Department of Neuroscience
James A. Cook, Ph.D.
BS, Biology, 1967, East Carolina University, Greenville, NC
MA, Biology, 1969, East Carolina University, Greenville, NC
Ph.D., Physiology, 1975, Tulane University, School of Medicine, New Orleans, LA
Dr. Cook’s research interest is molecular mechanisms of inflammation leading to sepsis and septic shock. Septic shock occurs in more than 750,000 patients each year in the U.S., nearly 250,000 of whom die. Activation of macrophages (MØ) by microbial products such
as Gram negative bacterial lipopolysaccharide (LPS) lead to the systemic inflammatory response of sepsis. Toll-like receptors (TLR) are pathogen recognition receptors that are activated by LPS. The LPS TLR ligands exhibit signaling through novel Gi coupled pathways. LPS tolerance induced by pre-exposure to low concentrations of LPS increases resistance to LPS lethality and alters MØ signal transduction and mediator release.

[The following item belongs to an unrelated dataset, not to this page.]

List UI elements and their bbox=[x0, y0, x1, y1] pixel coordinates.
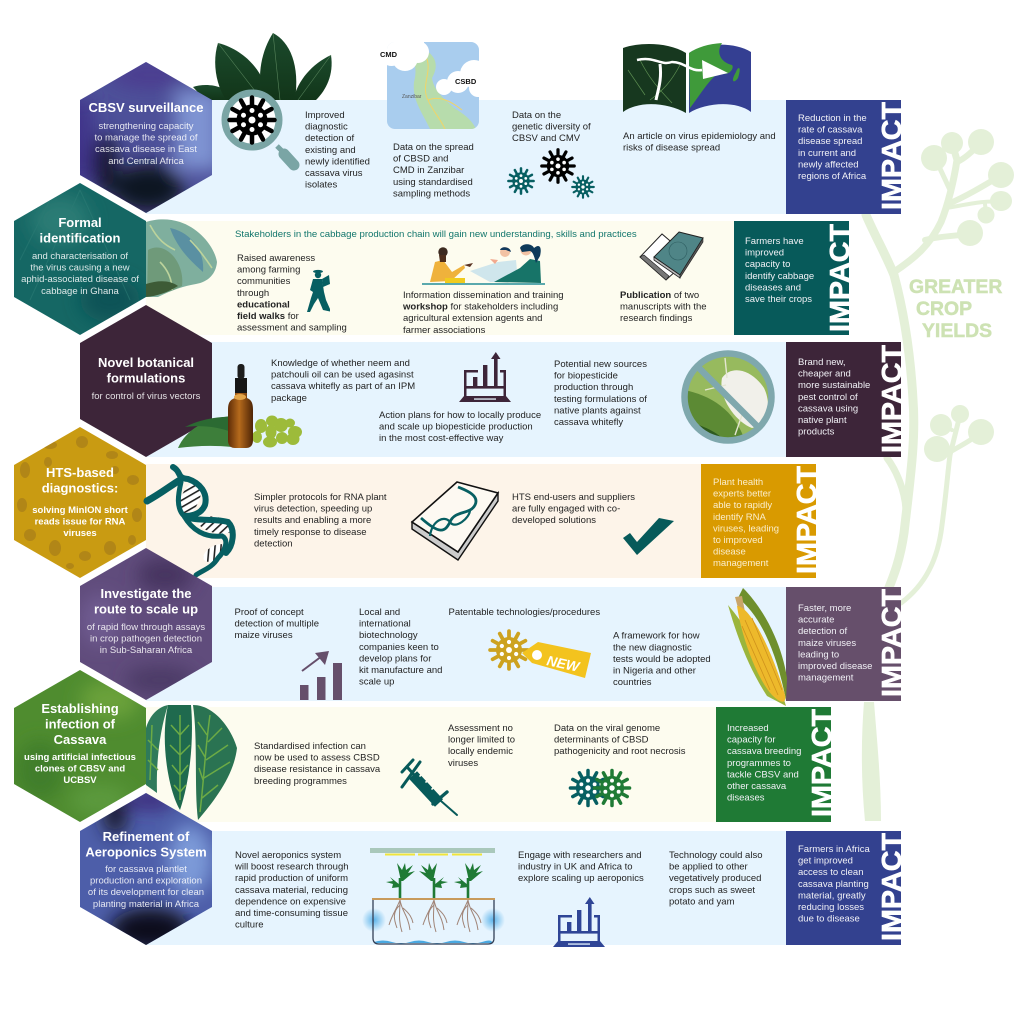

Our research interest is focused on two cellular and molecular areas; 1) the signaling pathways activated by Gram negative and Gram positive TLR ligands, and 2) counter regulatory pathways activated in tolerance. This research will employ genetically engineered cell lines, transgenic mice, RNA interference, murine embryonic fibroblast, surface plasma resonance and other state of the art molecular techniques.